Sources reported at least one ship of Iranian urea heading to China, and speculated the tons will be re-exported rather than sold into the Chinese market. India is the most likely destination, but smaller lots could be created for Southeast Asian buyers as well.
Egyptian producers continue to search for a price ceiling. The week opened with a deal at $436/mt FOB, $25/mt above the prior week’s high. Prices moved up throughout the week as small lots of 4,000-6,000 mt found buyers in Europe. The price reached $467/mt FOB late on July 27, with producers now looking at $500/mt FOB as a possibility.
Many small cargoes sold in the past few weeks are being assembled into a large vessel for sale to a Latin American buyer, according to reports. Argentina was named as one possible destination.
Egyptian prices are not expected to soften. The government’s request to reduce urea production, an effort to save on natural gas, is beginning to have an impact, said sources in Egypt.

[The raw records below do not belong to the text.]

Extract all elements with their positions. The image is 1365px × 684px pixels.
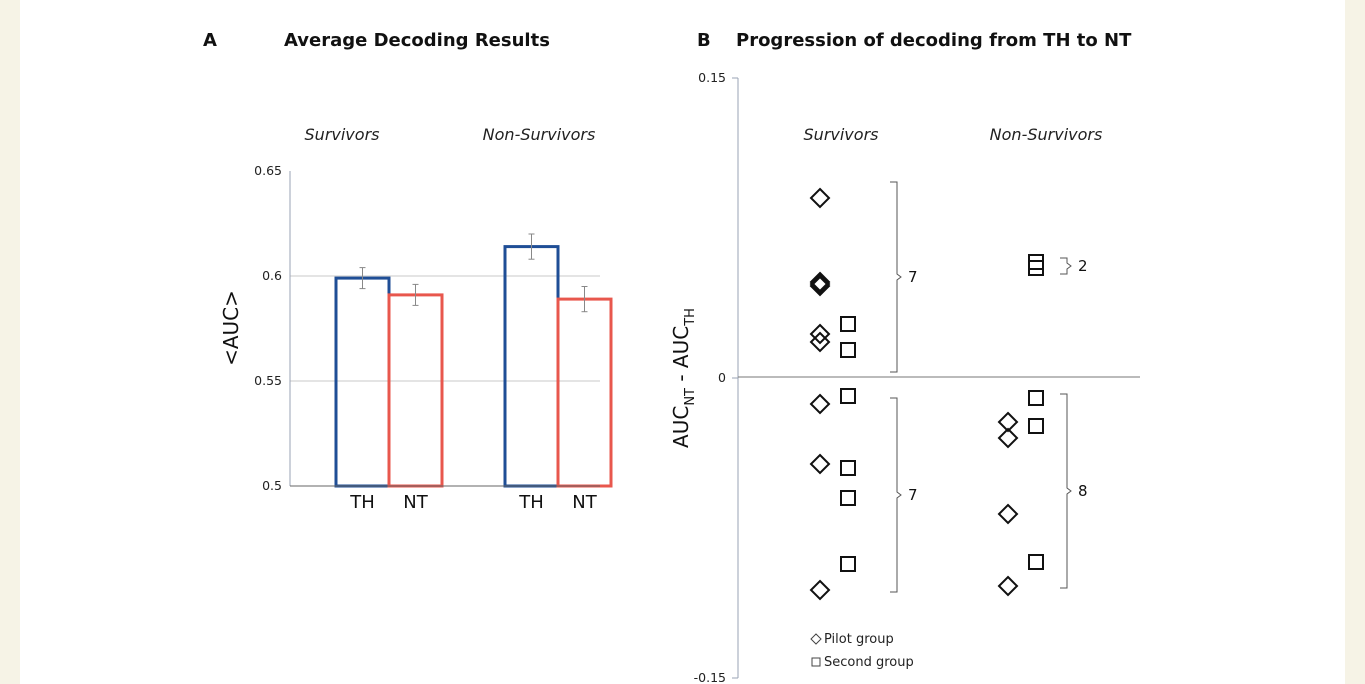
point-pilot-group	[809, 273, 831, 295]
legend-pilot-label: Pilot group	[824, 632, 894, 647]
panel-b-points	[809, 187, 1044, 601]
count-label: 2	[1078, 257, 1088, 275]
x-tick-label: TH	[518, 492, 544, 513]
panel-a-title: Average Decoding Results	[284, 30, 550, 51]
figure-canvas: A Average Decoding Results Survivors Non…	[203, 30, 1140, 684]
panel-b-title: Progression of decoding from TH to NT	[736, 30, 1132, 51]
point-pilot-group	[809, 453, 831, 475]
point-pilot-group	[809, 271, 831, 293]
panel-b-y-label: AUCNT - AUCTH	[669, 308, 698, 448]
count-bracket	[890, 397, 902, 593]
bar-nt-survivors	[387, 293, 444, 488]
figure: A Average Decoding Results Survivors Non…	[20, 0, 1345, 684]
panel-a-y-label: <AUC>	[219, 290, 243, 366]
panel-a-bars	[334, 245, 613, 488]
count-bracket	[1060, 393, 1072, 589]
point-second-group	[840, 556, 856, 572]
point-pilot-group	[809, 331, 831, 353]
point-pilot-group	[809, 393, 831, 415]
x-tick-label: NT	[572, 492, 597, 513]
y-tick-label: 0.15	[698, 70, 726, 85]
ylabel-main: AUC	[669, 406, 693, 448]
panel-b-letter: B	[697, 30, 711, 51]
y-tick-label: 0.65	[254, 163, 282, 178]
ylabel-sub-nt: NT	[683, 388, 698, 406]
panel-a-x-ticks: TH NT TH NT	[349, 492, 597, 513]
legend-second-label: Second group	[824, 655, 914, 670]
panel-b-y-ticks: -0.15 0 0.15	[694, 70, 738, 684]
x-tick-label: NT	[403, 492, 428, 513]
y-tick-label: 0.6	[262, 268, 282, 283]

Producers were asked to cut their weekly output by at least 30% to divert natural gas from industrial use to the production of electricity for consumers. The government cited a need to help keep the power grid operating, as extreme temperatures have driven people indoors.
China:
Immediately after SABIC closed a deal at $400/mt FOB, Chinese producers tossed out their old price ideas, informing traders that their price was also $400/mt FOB. So far, deals have not been made at this level. Buyers were reportedly looking at business done just one week ago in the $340s/mt FOB for granular urea and the upper-$330s/mt FOB for prilled product, and trying to understand what just happened.
The end of China’s domestic season and steady levels of urea production are building up reserves that could be offered in the IPL tender, sources said. The longer period to prepare offers and ship the product seemed designed to take into account China’s laborious process of clearing urea for export.
Chinese traders were reportedly working the phones to secure cargoes from producers and then offer those tons to international traders for the Indian tender. Sources speculated that some producers might be willing to accept less than the current desired price of $400/mt FOB. Even if pricing drops to cover an Indian price of $380/mt CFR, that level will be higher than the current market, and significantly higher than China’s netback from the previous tender.
Sources expect to see traders offering only one or two cargoes each of Chinese material into the Indian tender, rather than face the possibility of a larger order not making the shipping deadline due to the export review process.
At the same time Chinese urea is being considered for export to India, foreign urea is reportedly sitting in warehouses being prepped for re-export, sources said. In addition, cargoes from Russia and Iran were also rumored to be on the way to Chinese ports for re-export deals.
January-June urea exports totaled 1 million mt, according to Trade Data Monitor, a 39% year-over-year increase from 724,000 mt. South Korea and India topped the list of buyers, taking 176,000 mt and 166,000 mt, respectively.
China exported 224,000 mt in June, a 24% increase from the 186,000 mt shipped in June 2022. Second-quarter exports came in at 483,000 mt, up 15% from 421,000 mt in April-June 2022.
Brazil:
Urea prices rallied to $400-$420/mt CFR following the July 25 Indian tender announcement, lifting from last week’s $370-$385/mt. Noting both increased demand from importers and a lack of offers from suppliers, players expected a lift to $430-$440/mt CFR soon.
Following early-week lows at $510-$535/mt FOB ex-warehouse, prices at Rondonopolis surged to a record-high $550-$595/mt FOB ex-warehouse in the wake of India’s urea tender announcement. With rising production costs running up against demand for the safrinha, farmers could respond by planting 25-50% fewer acres, sources said.